Denmark offshore channelling could rise to 24% on tax rate increase, says report
H2 Gambling Capital estimates 17% drop in GGR since new restrictions were launched in January


Analyst firm H2 Gambling Capital (H2) has estimated that an 8% increase in gaming tax in Denmark would boost offshore channelling to 24% from its current rate of 12%.
A new report commissioned by the Danish Online Gaming Association (DOGA) follows the government’s agreement to increase the gaming tax rate from 20% to 28% in January 2021, with the aim of raising DKK150m (£17.1m), or DKK20m per year.

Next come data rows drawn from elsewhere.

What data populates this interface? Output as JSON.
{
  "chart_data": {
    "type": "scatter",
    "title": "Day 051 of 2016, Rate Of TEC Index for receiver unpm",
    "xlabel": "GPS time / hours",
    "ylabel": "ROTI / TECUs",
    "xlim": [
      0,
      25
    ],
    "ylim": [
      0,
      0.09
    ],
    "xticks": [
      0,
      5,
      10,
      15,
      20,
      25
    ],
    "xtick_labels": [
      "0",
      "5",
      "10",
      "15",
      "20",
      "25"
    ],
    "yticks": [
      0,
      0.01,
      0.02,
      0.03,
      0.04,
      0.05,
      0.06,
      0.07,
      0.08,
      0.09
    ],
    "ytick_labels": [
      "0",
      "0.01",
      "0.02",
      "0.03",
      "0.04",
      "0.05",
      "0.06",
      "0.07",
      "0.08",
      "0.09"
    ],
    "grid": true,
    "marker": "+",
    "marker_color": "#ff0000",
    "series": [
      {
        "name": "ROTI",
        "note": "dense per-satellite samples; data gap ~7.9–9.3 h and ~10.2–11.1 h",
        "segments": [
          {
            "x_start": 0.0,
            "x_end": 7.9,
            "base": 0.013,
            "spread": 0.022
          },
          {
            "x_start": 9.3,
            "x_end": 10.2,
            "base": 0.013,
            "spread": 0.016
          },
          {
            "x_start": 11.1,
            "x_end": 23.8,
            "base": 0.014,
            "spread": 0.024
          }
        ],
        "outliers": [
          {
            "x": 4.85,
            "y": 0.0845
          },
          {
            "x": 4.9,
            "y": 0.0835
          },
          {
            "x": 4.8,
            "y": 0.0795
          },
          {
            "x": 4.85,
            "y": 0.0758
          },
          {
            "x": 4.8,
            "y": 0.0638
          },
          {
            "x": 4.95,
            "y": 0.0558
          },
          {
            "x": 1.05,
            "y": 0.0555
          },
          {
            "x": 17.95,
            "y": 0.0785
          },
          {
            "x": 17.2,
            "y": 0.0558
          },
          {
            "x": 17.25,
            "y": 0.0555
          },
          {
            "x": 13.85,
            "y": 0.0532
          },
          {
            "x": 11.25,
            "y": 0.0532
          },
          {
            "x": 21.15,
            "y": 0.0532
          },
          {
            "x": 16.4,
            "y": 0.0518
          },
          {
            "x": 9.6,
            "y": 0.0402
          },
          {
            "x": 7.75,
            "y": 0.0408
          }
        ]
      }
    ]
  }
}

H2 estimates that onshore channelling is up 60% from 2012 to 85% across the country, but this could fall to 76% between 2021 and 2024.
Gross gaming revenue (GGR) is reported to have dropped 17% since new deposit limits and bonus restrictions were introduced on 1 January 2020 by the Danish government.
The measures are expected to cause a 10% reduction in GGR generated by recreational players, while sophisticated players have caused a drop of 30% in revenue on a lower average spend.
In addition, H2 has said it expects FY20 GGR forecasts to decrease by 12.5%.
However, the report does not account for former Danish monopoly operator Danske Spil, which makes up a significant chunk of the market.
Further, H2 also claims the initial declines could start to level out as customers become accustomed to the new normal.
DOGA CEO Morten Ronde said the report should serve as a deterrent for the Danish government from going ahead with its plans to increase gaming taxation.
“The study shows that while the (licensed) white market plummets, the grey/black market will explode. The result? Less revenue to the Danish State and less consumer protection,” Ronde wrote on LinkedIn.